Conventional western medicine tends to present itself as an impressive edifice of scientifically based knowledge that is steadily growing. Yet there are still numerous areas of dispute within the ranks of orthodox medicine, just as there were among the doctors in Rebbe Nachman's time. Theories, techniques and treatments that were sacrosanct in one generation are discredited and rejected in the next. There are also far-reaching controversies between conventional practitioners and devotees of various types of so-called "alternative" medicine, who often take a radically different view of physical functioning and therapy.

Rebbe Nachman's critique of doctors would seem to be directed not only against orthodox physicians but against all "healers" who seek to treat bodily conditions with drugs, manipulations and other physical treatments without taking account of the mental, emotional and spiritual dimensions of illness. As regards "spiritual healers," this is a dangerous, catch-all phrase which is applied today to a wide variety of operators. A few may be sincere and well-intentioned, but many others "have no understanding of the difference between right and left," while some employ methods forbidden by Torah law.

A matter of faith

It would be easy to assemble a lengthy catalog of criticisms of doctors and medicine. We've all heard horrendous tales of slapdash examinations, faulty and mistaken diagnoses, wrong and damaging treatments, malpractice, medical arrogance, gross insensitivity to the needs and feelings of patients and their dear ones, etc., etc. Indeed, in a conversation between Reb Avraham Chazan and his father, Reb Nachman Chazan of Tulchin (1813-84), who was Reb Noson's closest disciple, Reb Avraham said that he found Rebbe Nachman's warnings against doctors perfectly understandable after seeing how they practiced medicine.
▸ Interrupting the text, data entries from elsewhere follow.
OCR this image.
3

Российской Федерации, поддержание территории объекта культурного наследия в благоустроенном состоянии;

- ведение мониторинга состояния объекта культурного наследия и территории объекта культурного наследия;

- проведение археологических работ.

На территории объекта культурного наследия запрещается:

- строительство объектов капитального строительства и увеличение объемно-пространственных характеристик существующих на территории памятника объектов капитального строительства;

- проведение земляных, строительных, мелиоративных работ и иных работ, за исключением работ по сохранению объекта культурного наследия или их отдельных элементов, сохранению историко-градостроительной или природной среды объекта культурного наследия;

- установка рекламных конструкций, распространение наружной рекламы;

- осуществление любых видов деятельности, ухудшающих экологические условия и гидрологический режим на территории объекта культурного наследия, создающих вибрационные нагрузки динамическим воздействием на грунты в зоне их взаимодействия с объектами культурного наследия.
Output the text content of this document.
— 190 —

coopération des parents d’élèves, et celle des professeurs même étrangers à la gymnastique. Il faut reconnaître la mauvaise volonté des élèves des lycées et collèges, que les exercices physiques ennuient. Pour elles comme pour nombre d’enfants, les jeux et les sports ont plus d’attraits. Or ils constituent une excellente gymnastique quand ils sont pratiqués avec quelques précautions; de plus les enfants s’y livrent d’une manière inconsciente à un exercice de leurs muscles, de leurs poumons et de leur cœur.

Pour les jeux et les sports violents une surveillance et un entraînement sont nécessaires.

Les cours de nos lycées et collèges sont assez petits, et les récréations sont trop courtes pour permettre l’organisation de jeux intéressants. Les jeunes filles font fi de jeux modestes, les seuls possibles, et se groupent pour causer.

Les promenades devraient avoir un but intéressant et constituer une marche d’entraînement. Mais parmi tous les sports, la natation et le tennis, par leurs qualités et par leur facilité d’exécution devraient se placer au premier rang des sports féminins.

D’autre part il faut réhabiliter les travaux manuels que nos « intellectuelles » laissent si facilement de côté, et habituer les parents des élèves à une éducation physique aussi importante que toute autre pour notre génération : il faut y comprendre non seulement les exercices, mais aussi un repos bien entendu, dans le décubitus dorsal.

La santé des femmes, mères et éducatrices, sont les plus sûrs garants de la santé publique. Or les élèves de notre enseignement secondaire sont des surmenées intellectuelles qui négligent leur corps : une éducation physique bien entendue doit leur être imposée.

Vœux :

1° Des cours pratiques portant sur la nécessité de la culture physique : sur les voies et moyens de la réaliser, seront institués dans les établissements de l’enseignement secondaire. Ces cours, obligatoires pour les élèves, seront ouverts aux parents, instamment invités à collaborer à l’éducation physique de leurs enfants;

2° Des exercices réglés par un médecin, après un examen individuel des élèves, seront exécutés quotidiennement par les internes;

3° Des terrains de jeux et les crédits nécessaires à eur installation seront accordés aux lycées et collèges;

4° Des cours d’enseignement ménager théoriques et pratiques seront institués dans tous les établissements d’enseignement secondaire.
But Reb Nachman replied: "You shouldn't follow the Rebbe's teachings because you find them understandable and acceptable. That's the way you find them today, but tomorrow you might not find them acceptable! When you have faith in the Rebbe's words without giving explanations and reasons of your own, you will always stay firm in following his guidance" (Siach Sarfey Kodesh III:299).
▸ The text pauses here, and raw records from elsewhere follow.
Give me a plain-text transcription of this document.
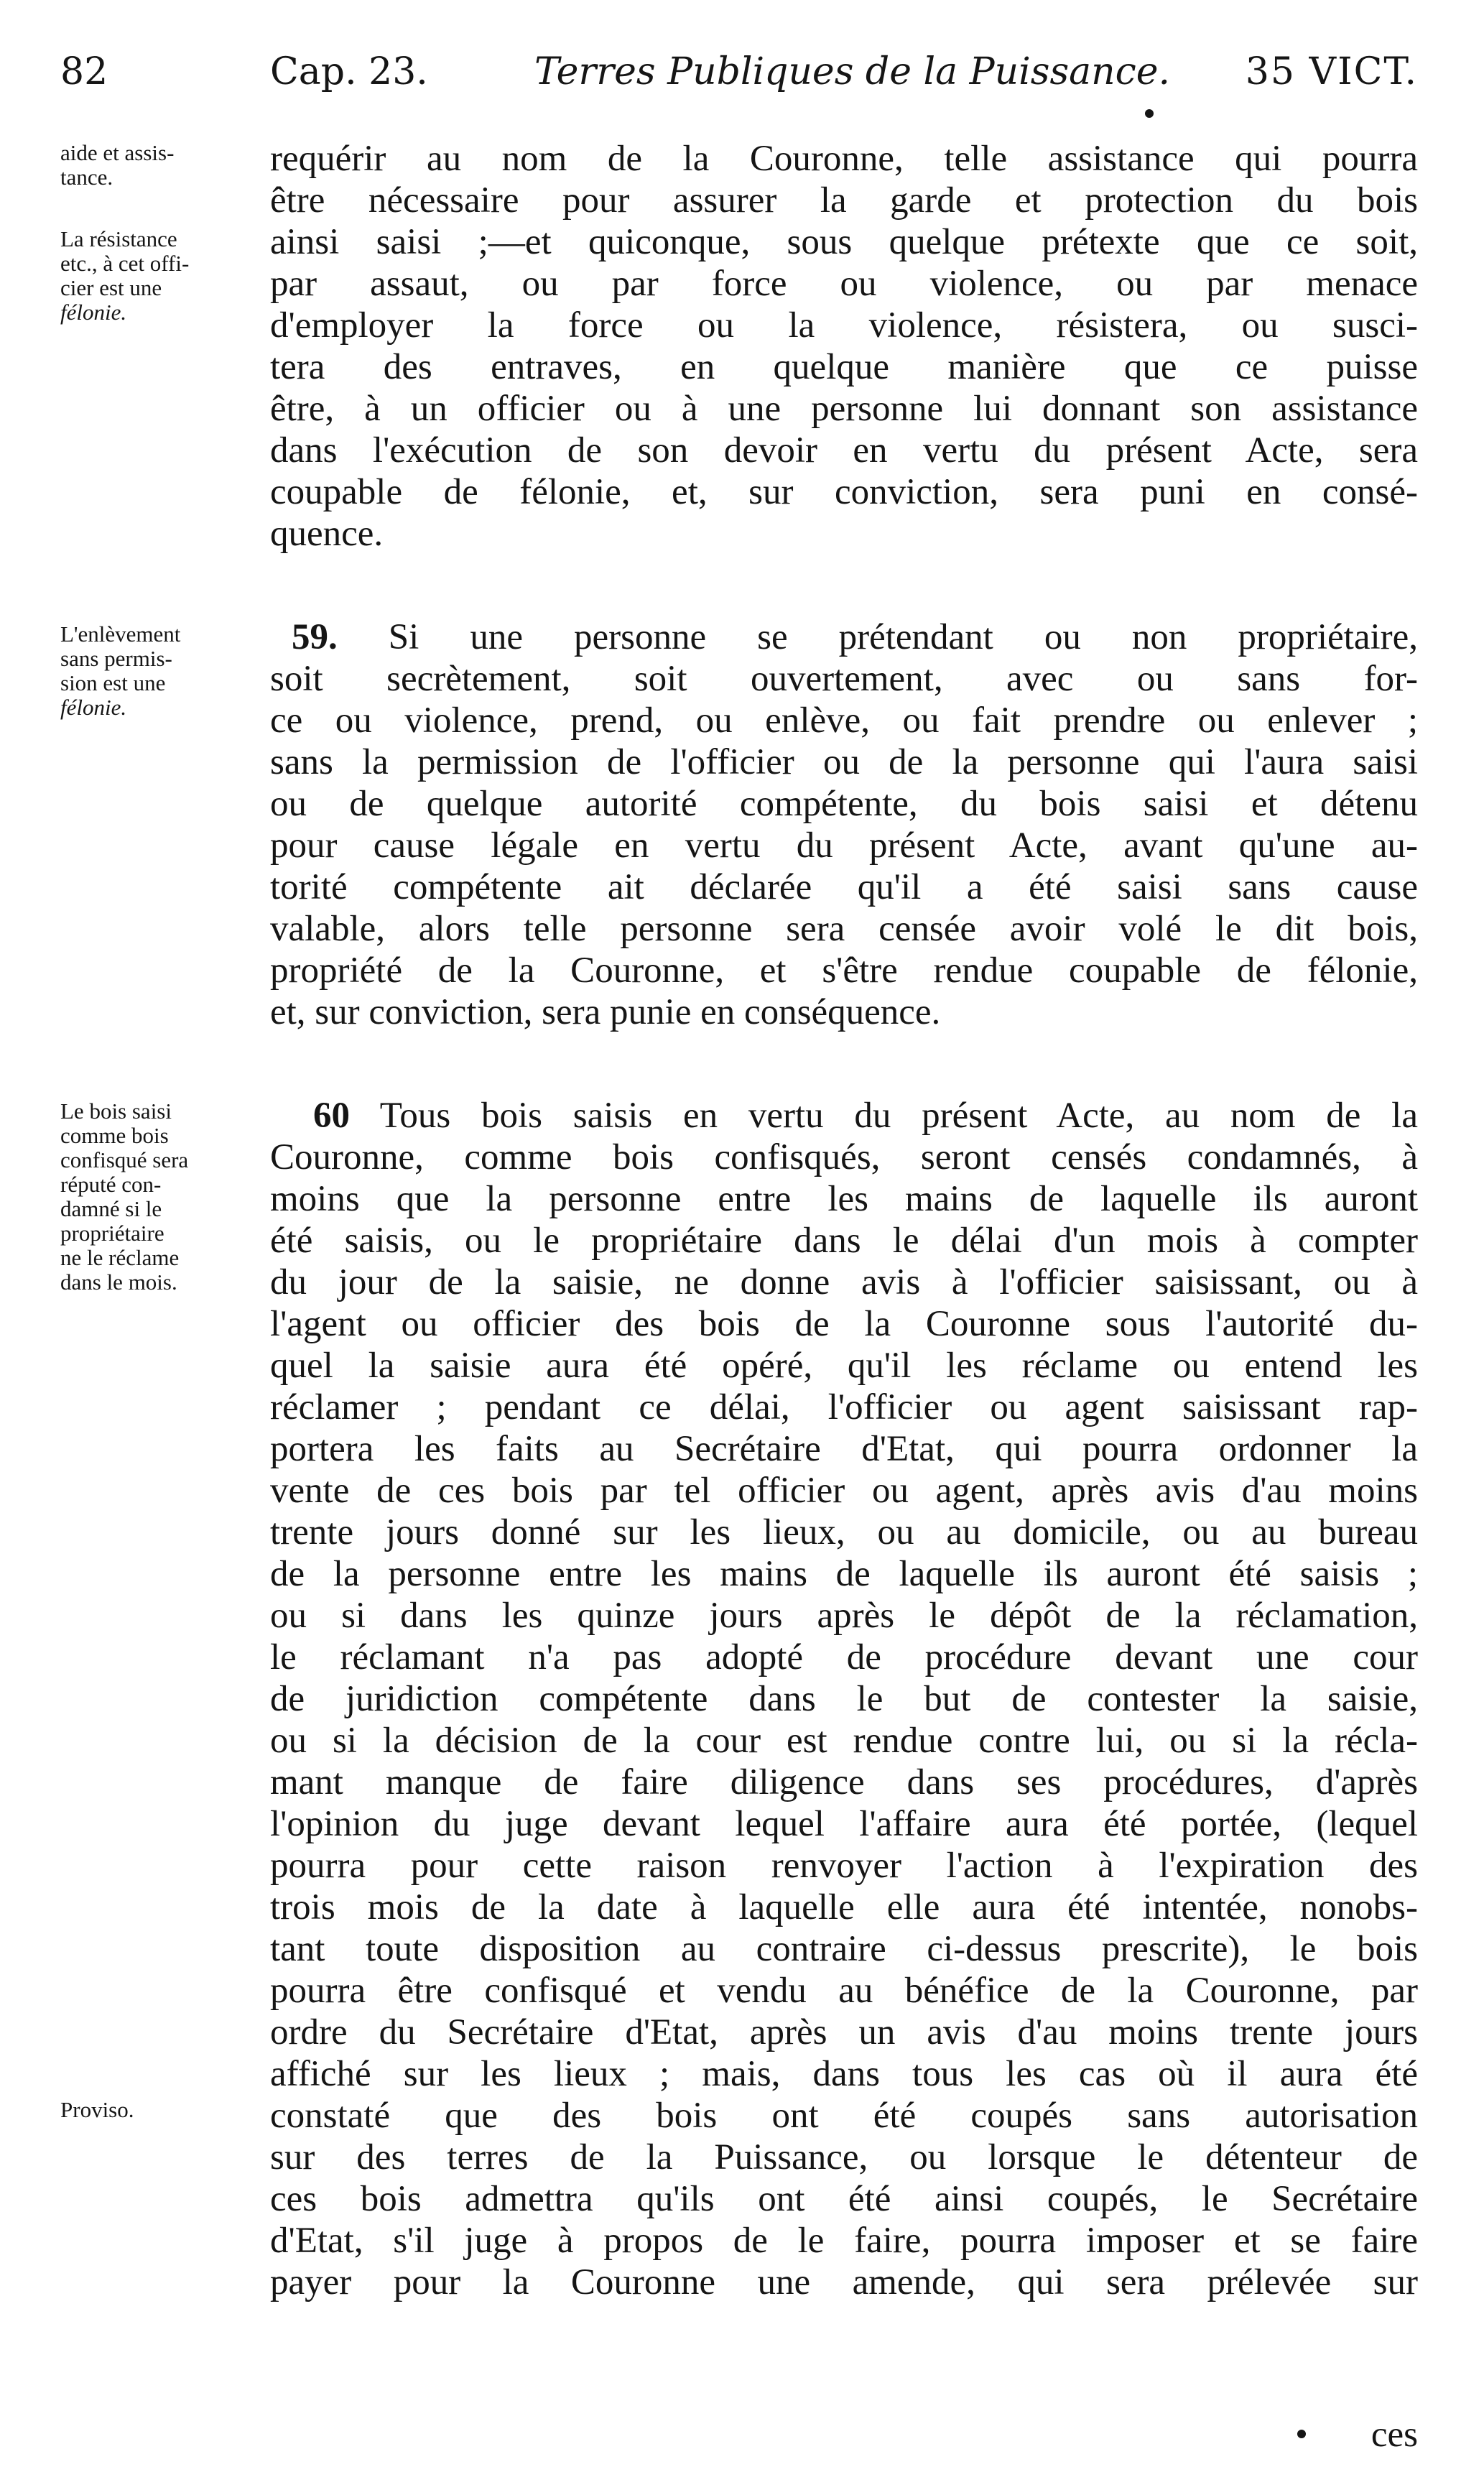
82	Cap. 23.	Terres Publiques de la Puissance. 35 VICT.
aide et assis-
tance.
La résistance
etc., à cet offi-
cier est une
félonie.
L'enlèvement
sans permis-
sion est une
félonie.
Le bois saisi
comme bois
confisqué sera
réputé con-
damné si le
propriétaire
ne le réclame
dans le mois.
Proviso.
requérir au nom de la Couronne, telle assistance qui pourra
être nécessaire pour assurer la garde et protection du bois
ainsi saisi ;—et quiconque, sous quelque prétexte que ce soit,
par assaut, ou par force ou violence, ou par menace
d'employer la force ou la violence, résistera, ou susci-
tera des entraves, en quelque manière que ce puisse
être, à un officier ou à une personne lui donnant son assistance
dans l'exécution de son devoir en vertu du présent Acte, sera
coupable de félonie, et, sur conviction, sera puni en consé-
quence.
59. Si une personne se prétendant ou non propriétaire,
soit secrètement, soit ouvertement, avec ou sans for-
ce ou violence, prend, ou enlève, ou fait prendre ou enlever ;
sans la permission de l'officier ou de la personne qui l'aura saisi
ou de quelque autorité compétente, du bois saisi et détenu
pour cause légale en vertu du présent Acte, avant qu'une au-
torité compétente ait déclarée qu'il a été saisi sans cause
valable, alors telle personne sera censée avoir volé le dit bois,
propriété de la Couronne, et s'être rendue coupable de félonie,
et, sur conviction, sera punie en conséquence.
60 Tous bois saisis en vertu du présent Acte, au nom de la
Couronne, comme bois confisqués, seront censés condamnés, à
moins que la personne entre les mains de laquelle ils auront
été saisis, ou le propriétaire dans le délai d'un mois à compter
du jour de la saisie, ne donne avis à l'officier saisissant, ou à
l'agent ou officier des bois de la Couronne sous l'autorité du-
quel la saisie aura été opéré, qu'il les réclame ou entend les
réclamer ; pendant ce délai, l'officier ou agent saisissant rap-
portera les faits au Secrétaire d'Etat, qui pourra ordonner la
vente de ces bois par tel officier ou agent, après avis d'au moins
trente jours donné sur les lieux, ou au domicile, ou au bureau
de la personne entre les mains de laquelle ils auront été saisis ;
ou si dans les quinze jours après le dépôt de la réclamation,
le réclamant n'a pas adopté de procédure devant une cour
de juridiction compétente dans le but de contester la saisie,
ou si la décision de la cour est rendue contre lui, ou si la récla-
mant manque de faire diligence dans ses procédures, d'après
l'opinion du juge devant lequel l'affaire aura été portée, (lequel
pourra pour cette raison renvoyer l'action à l'expiration des
trois mois de la date à laquelle elle aura été intentée, nonobs-
tant toute disposition au contraire ci-dessus prescrite), le bois
pourra être confisqué et vendu au bénéfice de la Couronne, par
ordre du Secrétaire d'Etat, après un avis d'au moins trente jours
affiché sur les lieux ; mais, dans tous les cas où il aura été
constaté que des bois ont été coupés sans autorisation
sur des terres de la Puissance, ou lorsque le détenteur de
ces bois admettra qu'ils ont été ainsi coupés, le Secrétaire
d'Etat, s'il juge à propos de le faire, pourra imposer et se faire
payer pour la Couronne une amende, qui sera prélevée sur
ces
The teachings of the Tzaddik ultimately have to be accepted on faith, because they are based upon axioms that are themselves founded on faith. Rebbe Nachman's critique of the doctors is ultimately rooted in the belief that physical illness is more than a matter of mere physical malfunctioning. Physical illness is an expression of a deep-seated spiritual flaw, and by seeking to treat illness on the physical plane alone, the medical doctor misses the point, and may indeed cause harm. In the words of Rebbe Nachman: "Even after the treatment, the illness remains. It's like sewing a patch onto a garment. The illness remains an illness. It's just that the doctor sews a patch over it" (Siach Sarfey Kodesh I:9).